German auction prices dropped throughout 2017, but rose again this year. The reason is that community projects were able to bid last year with a set of privileges that allowed for very low costs but also resulted in greater uncertainty over whether projects would get built.
These privileges were removed this year, which has led to higher prices but also greater certainty that projects will actually come online.
In any case, in Germany and elsewhere, “consistently with cost reduction, onshore wind is becoming increasingly market-based,” Scassola said.
This means that in some markets, developers are not even waiting for the introduction of auctions to start making final investment decisions based on deals with corporate offtakers and, to a lesser extent, merchant sale prospects.
A surge in PPA activity
Corporate power-purchase agreements (PPAs) have so far cropped up in only a handful of markets, Scassola said, such as Norway, Sweden, the Netherlands, U.K. and Ireland.
In the Nordic countries, he said, PPAs could play a major role in making projects viable in the face of subsidy pricing uncertainty.
In the future, though, corporate PPAs could also provide opportunities for developers in Ireland, Finland and the U.K., where government support could remain capped by auctions.
Wood Mackenzie Power & Renewables is not alone in predicting a surge in onshore wind PPA activity.
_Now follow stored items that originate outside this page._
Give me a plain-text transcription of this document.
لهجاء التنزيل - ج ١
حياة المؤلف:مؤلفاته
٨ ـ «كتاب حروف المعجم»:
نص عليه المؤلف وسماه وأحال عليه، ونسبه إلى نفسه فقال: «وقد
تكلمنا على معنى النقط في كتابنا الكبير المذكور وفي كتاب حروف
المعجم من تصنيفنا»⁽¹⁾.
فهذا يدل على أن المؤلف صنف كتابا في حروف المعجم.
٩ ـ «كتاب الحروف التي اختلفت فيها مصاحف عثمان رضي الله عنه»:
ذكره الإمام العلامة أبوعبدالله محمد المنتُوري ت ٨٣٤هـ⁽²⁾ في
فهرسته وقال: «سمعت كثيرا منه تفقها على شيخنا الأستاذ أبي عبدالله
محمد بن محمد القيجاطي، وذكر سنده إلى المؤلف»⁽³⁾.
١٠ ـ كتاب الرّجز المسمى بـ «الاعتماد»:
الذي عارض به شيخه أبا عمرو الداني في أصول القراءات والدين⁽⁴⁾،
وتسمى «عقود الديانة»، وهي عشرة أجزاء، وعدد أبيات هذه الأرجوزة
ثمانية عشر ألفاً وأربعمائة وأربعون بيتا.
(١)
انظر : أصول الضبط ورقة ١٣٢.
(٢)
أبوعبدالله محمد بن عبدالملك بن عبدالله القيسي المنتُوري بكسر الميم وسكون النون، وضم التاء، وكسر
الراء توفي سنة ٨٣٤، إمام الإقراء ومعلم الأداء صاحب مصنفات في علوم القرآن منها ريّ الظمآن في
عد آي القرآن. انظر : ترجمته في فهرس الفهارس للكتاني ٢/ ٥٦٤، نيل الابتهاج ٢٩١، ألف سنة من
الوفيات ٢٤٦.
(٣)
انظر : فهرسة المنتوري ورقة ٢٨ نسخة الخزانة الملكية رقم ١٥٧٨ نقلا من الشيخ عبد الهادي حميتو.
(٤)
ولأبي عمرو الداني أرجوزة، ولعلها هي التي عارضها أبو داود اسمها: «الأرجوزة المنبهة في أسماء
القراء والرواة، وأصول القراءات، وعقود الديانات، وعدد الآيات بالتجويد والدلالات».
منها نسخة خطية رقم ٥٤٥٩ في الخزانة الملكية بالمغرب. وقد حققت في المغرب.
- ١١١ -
The industry body WindEurope has also claimed that a PPA revolution is just around the corner.
Regardless, Scassola said, “policy should play a key role in ensuring growth to 2030, because obviously there is a high level of uncertainty that goes with unsubsidized projects. Policy will be key to maintaining revenue stability.”
"Policy is also key to meeting decarbonization targets as well as renewable energy objectives," he said.
On the policy front, subsidy mechanisms are in flux across Northern and Western Europe, with some markets having up to three different forms of support for onshore wind.
Most markets are now moving toward auctions. But even this option could fade after 2020, when the need for state aid will need to be justified according to Europe’s new Renewable Energy Directive, Scassola said.